A gente dá aulas para a comunidade também. Aulas gratuitas, todos os dias, depois do nosso ensaio. A Fundação Prins Claus é que financia este projeto de aulas para a comunidade. É a velha Holanda ajudando a Nova Holanda.
**E sobre ‘Pororoca’, o espetáculo tem uma linguagem muito própria. Como você chegou a ela?**
Eu não sou uma coreógrafa que faz um monte de trabalhos. Demoro muito tempo pra elaborar. Também tem toda a questão financeira, a questão da formação de artistas para poderem criar junto comigo os trabalhos. Acho que ‘Pororoca’ inaugura alguma novidade pra mim. Eu sinto e vejo que é um jeito de mexer diferente, que eu estou há muito tempo pensando, mas que nós conseguimos finalmente colocar em prática neste trabalho.
Mas cada trabalho tem a sua própria história, o seu próprio jeito de mexer o corpo, sua própria organização. Cada trabalho é um universo, é uma tese, digamos assim. Uma tese de doutorado.
**É um espetáculo muito corajoso, pelo tipo de linguagem, pelo fato de não usar música, e por isso acaba sendo um espetáculo difícil para o público, mas ao qual ninguém fica indiferente. Que reações você tem recebido das pessoas e até que ponto você busca uma provocação da plateia?**
Eu não penso ‘vou fazer isso pra causar aquilo’. Acho que cada trabalho tem necessidades muito específicas. É como se o trabalho fosse uma pessoa. Por exemplo, nós somos 11, 12 comigo. Parece que o trabalho é o 13º que chega. Tem uma personalidade própria e nem tudo o que você deseja cabe ali. E neste caso a gente até experimentou música, mas não entrava, aí não adianta colocar que fica ruim. Fazendo um trocadilho, faz ruído quando a gente põe música, não combina.
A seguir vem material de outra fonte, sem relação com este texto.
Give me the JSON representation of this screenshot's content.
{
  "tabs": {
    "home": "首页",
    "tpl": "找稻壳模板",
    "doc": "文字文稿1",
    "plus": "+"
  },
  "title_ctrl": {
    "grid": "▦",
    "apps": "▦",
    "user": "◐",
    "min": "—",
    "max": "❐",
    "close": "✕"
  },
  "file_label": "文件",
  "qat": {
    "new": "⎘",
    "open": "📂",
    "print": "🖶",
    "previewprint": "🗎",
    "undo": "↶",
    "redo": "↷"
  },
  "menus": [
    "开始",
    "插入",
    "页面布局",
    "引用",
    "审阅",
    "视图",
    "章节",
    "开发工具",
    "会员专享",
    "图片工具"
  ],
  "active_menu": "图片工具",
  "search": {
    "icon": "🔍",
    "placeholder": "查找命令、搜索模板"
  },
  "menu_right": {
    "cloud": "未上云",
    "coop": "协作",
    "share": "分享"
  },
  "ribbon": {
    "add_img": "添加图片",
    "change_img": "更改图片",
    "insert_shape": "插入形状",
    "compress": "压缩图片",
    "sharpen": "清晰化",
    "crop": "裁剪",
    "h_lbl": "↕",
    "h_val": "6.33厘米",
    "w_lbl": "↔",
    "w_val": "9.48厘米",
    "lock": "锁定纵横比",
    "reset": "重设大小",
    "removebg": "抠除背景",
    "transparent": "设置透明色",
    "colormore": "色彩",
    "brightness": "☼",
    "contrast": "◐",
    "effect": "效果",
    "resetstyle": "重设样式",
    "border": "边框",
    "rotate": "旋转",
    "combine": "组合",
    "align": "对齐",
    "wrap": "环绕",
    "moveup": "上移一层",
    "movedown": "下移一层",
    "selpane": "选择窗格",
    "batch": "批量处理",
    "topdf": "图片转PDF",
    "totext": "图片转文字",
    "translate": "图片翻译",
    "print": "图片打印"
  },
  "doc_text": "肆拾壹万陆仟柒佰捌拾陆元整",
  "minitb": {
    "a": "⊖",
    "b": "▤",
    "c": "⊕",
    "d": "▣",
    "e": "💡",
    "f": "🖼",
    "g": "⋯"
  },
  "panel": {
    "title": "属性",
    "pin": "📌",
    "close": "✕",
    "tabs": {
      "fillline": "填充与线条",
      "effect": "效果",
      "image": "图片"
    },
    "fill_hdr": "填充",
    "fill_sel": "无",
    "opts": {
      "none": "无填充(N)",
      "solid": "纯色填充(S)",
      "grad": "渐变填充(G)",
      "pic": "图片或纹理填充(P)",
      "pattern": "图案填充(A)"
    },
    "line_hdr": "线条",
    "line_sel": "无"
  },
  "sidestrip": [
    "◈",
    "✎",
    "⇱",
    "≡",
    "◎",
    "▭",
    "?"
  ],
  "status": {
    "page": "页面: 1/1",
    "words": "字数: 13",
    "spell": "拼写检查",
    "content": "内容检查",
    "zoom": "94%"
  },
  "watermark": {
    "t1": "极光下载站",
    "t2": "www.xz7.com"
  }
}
**Na maneira de trabalhar o movimento neste espetáculo, é como se você quisesse destituir os bailarinos de qualquer técnica, para que o movimento seja mais cru. E há o contato físico constante. Isso deve ser muito difícil para os bailarinos…**
É uma técnica na verdade. Tudo é contato. Na verdade, a gente improvisou muito, depois a gente parou e escreveu. Agora, depois de dois anos da estreia, eu penso, não é tão difícil, mas foi dificílimo fazer esta criação. Quando ela aconteceu eu estranhei, achei aquilo meio esquisito, demorei um tempo pra poder mexer no material e organizar melhor. Agora está mais azeitado.
**Você tem influência de outras artes no seu trabalho? Tem algo que te inspira?**
Tudo, mas sempre parto da literatura. Acho os livros a coisa mais maravilhosa. Eu parto sempre de alguma leitura, de alguma poesia. Isso me inspira muito. Artes visuais também, cinema, tudo, mas basicamente livros.
**No caso específico deste trabalho, teve um ponto de nascimento da ideia?**
Teve uma coisa muito forte pra mim. Eu tinha lido vários outros livros do Guimarães Rosa, mas nunca tinha lido o ‘Grande Sertão…’. E em 2008, quando estava começando a fazer ‘Pororoca’, eu falei: vou ler este livro agora, preciso ler. Eu li e tive uma experiência arrebatadora. Entrei num universo que ele criou e que mexeu muito comigo. E eu queria criar algum coisa – claro que eu nem posso falar que queria criar uma coisa como o ‘Grande Sertão…’ -, mas uma coisa que pudesse fazer com que as pessoas entrassem num universo, como Guimarães Rosa faz com a gente quando a gente lê. Eu achava que eu estava num filme enquanto eu lia, não que estava lendo um livro. Aí eu li uma crítica muito legal do Antônio Cândido em que ele dizia que ‘Grande Sertão…’ é um livro que é usado de muitas formas. Por exemplo, Tom Jobim pegou o livro, botou no ouvido e escutou ‘Águas de Março’. E eu peguei ‘Grande Sertão…’ e ‘Grande Sertão…’ dançou ‘Pororoca’ pra mim.